Saturday, May 1, 2021

from trevor’s encyclopedia of lost and beautiful things

The Greyhound bus chugged out of the station in downtown Charleston into the South Carolina night. 

There were 4,000 miles between him and Point Hope. 

That's about how far blue whales migrate from Mexico to Alaska," thought Little Salt. 


"If they can make it, I can make it, too."


This first part of the journey would take four days. 


He closed his eyes. 


He felt the tires of the bus thump against the road, listened to the soft snore of a soldier in the seat behind him, and swayed gently from side to side as the driver moved from lane to lane around late night drivers. 


He drifted off to sleep.


He became a blue whale, the thump of his giant fluke in the deep waters moving him along, the songs from other blue whales from different waters touching his gigantic heart, his giant body swaying from side to side in the ocean waters.


He woke to the hand of a frail, old woman on his shoulder. 


"'Scuse me," she whispered, "I hate to wake you up but my ticket says I'm 'sposed to sit here beside you."


"Yes ma'am," said Little Salt. 


He rubbed his eyes with the fists of his hands and looked up into the face of the woman in the soft glow of the bus lights.


There were deep wrinkles in the corners of her eyes and across her forehead.


They didn't seem to be wrinkles of worry that he'd seen form on his mamí and abuelo’s faces as they worked the fields and lived among strangers in small southern towns. 
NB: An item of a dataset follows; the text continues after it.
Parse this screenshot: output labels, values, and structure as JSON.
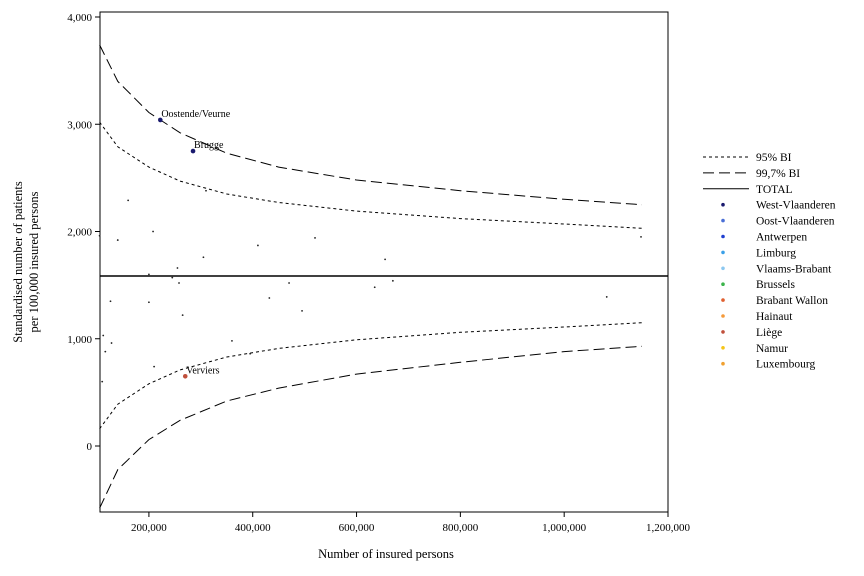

No, they seemed to be wrinkles of kindness that might have come from years and years of loving and hoping, the kind of wrinkles you get when you cradle a baby in your arms and rock it deep into the night, the kind that come when you study the small, quiet things in the world and wonder why so few people see or hear them.


She tried to keep her eyes open, but they stayed closed a bit longer with each blink.


Her head nodded with each passing mile along the highway. 


Her breathing came into rhythm with the wheels of the bus on the road. 


The bus moved around a curve.


She slid ever so slightly against Little Salt’s body. 


His small shoulder sank into her tired, withered breasts.


His smooth cheek rested on the folds of skin on her thin, bony neck. 


Her gentle breaths made a soft whistle through her nose, so soft that anyone who wasn’t as close to her as Little Salt could hear it. 


He listened to the soft whistles of her breathing.


He listened to her heart.


"A blue whale's heart is as big as a Volkswagon," he thought. 


"It must feel love very deeply and widely, because it's heart is so deep and wide. 


My heart is just the size of my fist. 


I don't think it can hold as much love as a blue whale's heart. 


I surely feel a deep and wide love for her, though.


Maybe it's because we're both the small, quiet ones who no one sees or hears.


I hope my heart is as beautiful as her. 


I hope I whistle her same beautiful song.”


He put his tiny hand on top of hers. 


Have you heard narwhal whales? 


Along with bowhead and beluga whales, they are an Arctic whale, living all their lives in the icy waters of the Arctic Ocean. 


They’re called the unicorns of the sea because they have a single horn that protrudes up to nine feet out of their foreheads. 


In older days, their horns were given to the kings and queens of Europe to use as scepters, for many thought there was great power and even magic in them. 


The horns aren’t really horns, though. 


The horns are teeth. 


Like human teeth, they are very, very sensitive. 


If a narwhal breaks a tooth, it causes the poor narwhal a sharp and abiding pain. 


When that break happens, an astonishing thing happens in the life of narwhal whales. 


Another narwhal places it's tooth into the broken tooth of the hurting narwhal.


That act of kindness assuages the pain.


He hoped his hand might somehow help her know he was there.


He hoped he might somehow be a narwhal to her.